Despite her tremendous fame in the Sixties and Seventies, today, Donyale Luna’s groundbreaking legacy is primarily remembered by the African American community, ironically the very community she sought to distance herself from her whole life.

Zendaya and Luna | Credit: Black Girl Culture via Twitter

In 2020 Essence magazine ran a tribute to Donyale for their 50th anniversary, honoring black resilience. The 24-year-old actress Zendaya was tapped to channel some of the iconic supermodel’s most notable images.

Under the creative direction of her longtime stylist and “image architect” Law Roach, Zendaya stunned in a variety of looks all inspired by Luna, including a floor-length long sleeve knit dress by The GiGi Hunter Collection, a Miu Miu fur coat, a Fansy metal shift dress and a zebra print frock. 

The Euphoria star also posed for several close-up shots sporting quintessential ’60s glam: drawn-on freckles, graphic eyeliner and larger-than-life false eyelashes.

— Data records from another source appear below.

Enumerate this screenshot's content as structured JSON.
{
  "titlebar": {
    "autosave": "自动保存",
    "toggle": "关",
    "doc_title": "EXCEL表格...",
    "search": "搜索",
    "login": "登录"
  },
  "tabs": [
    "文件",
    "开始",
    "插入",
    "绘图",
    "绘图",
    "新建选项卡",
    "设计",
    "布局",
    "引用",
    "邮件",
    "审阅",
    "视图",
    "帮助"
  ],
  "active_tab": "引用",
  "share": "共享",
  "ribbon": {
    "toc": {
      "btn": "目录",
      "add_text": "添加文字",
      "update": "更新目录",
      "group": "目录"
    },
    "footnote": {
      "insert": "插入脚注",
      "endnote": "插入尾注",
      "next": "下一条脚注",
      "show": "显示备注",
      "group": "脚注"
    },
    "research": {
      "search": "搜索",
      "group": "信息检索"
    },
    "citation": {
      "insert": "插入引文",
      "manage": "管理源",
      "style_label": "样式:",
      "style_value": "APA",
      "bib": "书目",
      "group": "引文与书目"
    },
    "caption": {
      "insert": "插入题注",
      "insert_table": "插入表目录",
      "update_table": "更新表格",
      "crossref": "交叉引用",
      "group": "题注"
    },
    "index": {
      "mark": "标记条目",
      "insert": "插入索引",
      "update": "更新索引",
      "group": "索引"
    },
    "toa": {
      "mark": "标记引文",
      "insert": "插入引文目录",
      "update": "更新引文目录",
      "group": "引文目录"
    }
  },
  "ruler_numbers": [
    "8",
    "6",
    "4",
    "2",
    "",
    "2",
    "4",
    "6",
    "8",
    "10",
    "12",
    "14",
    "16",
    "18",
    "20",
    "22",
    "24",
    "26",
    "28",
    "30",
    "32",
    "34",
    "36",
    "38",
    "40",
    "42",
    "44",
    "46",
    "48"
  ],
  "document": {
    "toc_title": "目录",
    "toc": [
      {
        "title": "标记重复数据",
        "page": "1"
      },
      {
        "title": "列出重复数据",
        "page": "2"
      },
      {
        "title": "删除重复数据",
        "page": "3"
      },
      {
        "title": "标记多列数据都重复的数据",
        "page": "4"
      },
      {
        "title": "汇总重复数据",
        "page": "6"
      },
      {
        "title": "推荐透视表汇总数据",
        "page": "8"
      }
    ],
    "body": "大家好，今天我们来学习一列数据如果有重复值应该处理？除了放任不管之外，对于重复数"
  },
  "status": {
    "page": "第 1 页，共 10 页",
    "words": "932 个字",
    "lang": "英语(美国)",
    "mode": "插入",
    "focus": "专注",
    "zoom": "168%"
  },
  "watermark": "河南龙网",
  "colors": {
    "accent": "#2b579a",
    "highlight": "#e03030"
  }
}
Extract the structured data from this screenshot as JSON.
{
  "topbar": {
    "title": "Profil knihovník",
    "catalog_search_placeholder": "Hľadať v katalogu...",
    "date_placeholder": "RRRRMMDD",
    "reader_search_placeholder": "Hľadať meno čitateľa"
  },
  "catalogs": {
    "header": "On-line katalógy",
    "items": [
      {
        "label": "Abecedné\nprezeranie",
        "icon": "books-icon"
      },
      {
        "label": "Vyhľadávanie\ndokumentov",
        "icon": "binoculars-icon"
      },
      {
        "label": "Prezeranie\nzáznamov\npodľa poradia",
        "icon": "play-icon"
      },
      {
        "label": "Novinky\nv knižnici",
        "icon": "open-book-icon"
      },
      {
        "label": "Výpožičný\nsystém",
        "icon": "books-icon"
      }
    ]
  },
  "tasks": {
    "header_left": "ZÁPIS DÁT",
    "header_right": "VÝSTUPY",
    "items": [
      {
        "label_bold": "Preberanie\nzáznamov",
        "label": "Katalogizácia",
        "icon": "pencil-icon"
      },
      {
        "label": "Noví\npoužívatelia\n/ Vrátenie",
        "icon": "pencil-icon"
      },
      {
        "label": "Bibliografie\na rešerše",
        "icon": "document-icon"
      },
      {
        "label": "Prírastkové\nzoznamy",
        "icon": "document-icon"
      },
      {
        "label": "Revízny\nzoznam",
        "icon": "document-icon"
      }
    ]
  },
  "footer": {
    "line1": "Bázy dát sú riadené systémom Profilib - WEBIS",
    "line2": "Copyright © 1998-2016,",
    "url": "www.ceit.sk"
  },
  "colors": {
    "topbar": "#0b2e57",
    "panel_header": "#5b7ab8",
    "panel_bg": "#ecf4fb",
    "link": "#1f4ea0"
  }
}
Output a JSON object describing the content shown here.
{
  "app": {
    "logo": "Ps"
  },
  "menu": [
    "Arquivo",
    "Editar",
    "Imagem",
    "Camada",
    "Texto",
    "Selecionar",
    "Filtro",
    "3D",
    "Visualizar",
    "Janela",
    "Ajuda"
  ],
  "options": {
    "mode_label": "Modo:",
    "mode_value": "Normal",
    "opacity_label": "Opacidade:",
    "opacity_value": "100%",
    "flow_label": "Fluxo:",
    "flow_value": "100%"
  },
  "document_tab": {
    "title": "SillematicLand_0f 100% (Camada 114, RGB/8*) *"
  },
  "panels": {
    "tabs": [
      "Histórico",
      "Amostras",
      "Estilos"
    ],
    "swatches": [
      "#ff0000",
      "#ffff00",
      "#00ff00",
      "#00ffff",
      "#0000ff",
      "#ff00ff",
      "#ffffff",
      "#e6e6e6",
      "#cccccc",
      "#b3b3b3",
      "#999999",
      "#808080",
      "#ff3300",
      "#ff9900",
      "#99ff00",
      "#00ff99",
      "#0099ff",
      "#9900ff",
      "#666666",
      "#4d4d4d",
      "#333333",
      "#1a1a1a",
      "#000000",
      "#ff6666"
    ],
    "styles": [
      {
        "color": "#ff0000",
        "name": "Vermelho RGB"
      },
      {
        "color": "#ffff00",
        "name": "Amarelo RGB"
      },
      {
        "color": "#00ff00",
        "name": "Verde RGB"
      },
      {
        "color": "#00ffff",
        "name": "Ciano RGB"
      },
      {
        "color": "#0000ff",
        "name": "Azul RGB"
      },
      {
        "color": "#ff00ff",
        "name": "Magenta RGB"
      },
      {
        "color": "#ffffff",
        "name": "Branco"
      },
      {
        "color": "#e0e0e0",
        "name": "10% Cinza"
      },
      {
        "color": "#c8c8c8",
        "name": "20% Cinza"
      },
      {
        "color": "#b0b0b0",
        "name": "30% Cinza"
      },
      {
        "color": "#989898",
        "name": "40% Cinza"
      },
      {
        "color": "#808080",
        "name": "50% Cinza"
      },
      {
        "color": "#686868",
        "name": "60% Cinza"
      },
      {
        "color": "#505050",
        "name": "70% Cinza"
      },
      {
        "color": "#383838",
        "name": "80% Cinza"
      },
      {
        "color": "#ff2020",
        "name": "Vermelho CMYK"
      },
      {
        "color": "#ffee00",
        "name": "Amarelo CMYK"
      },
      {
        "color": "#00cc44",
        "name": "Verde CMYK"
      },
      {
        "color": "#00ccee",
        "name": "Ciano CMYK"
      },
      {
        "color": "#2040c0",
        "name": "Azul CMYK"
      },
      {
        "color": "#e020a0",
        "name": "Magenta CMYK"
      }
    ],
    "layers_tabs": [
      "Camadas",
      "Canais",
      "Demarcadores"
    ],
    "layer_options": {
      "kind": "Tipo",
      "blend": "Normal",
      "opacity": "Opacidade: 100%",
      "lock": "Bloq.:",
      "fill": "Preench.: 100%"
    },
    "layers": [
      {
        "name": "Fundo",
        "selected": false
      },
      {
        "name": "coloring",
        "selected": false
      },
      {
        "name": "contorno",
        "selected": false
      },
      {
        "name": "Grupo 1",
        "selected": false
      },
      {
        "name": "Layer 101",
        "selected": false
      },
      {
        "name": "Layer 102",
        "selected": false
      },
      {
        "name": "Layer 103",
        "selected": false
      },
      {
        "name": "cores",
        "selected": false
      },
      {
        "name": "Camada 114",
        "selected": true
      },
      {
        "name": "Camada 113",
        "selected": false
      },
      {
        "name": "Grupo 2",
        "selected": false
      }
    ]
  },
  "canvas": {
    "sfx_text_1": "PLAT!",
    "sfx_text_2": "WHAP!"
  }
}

But despite this lone coverage and perhaps because she transcends our expectations of how women might look, Donyale Luna has otherwise largely slipped from the pages of fashion history.

Looking back one can’t help but wonder how any young black woman from violent Detroit in the 1960’s, rocketing to the heights of global fashion and film, could have survived Donyale Luna’s vortex of pain and adulation. 

Her life proved that “Dark beauty was indeed a wonderland – for those who do not have to live within it.”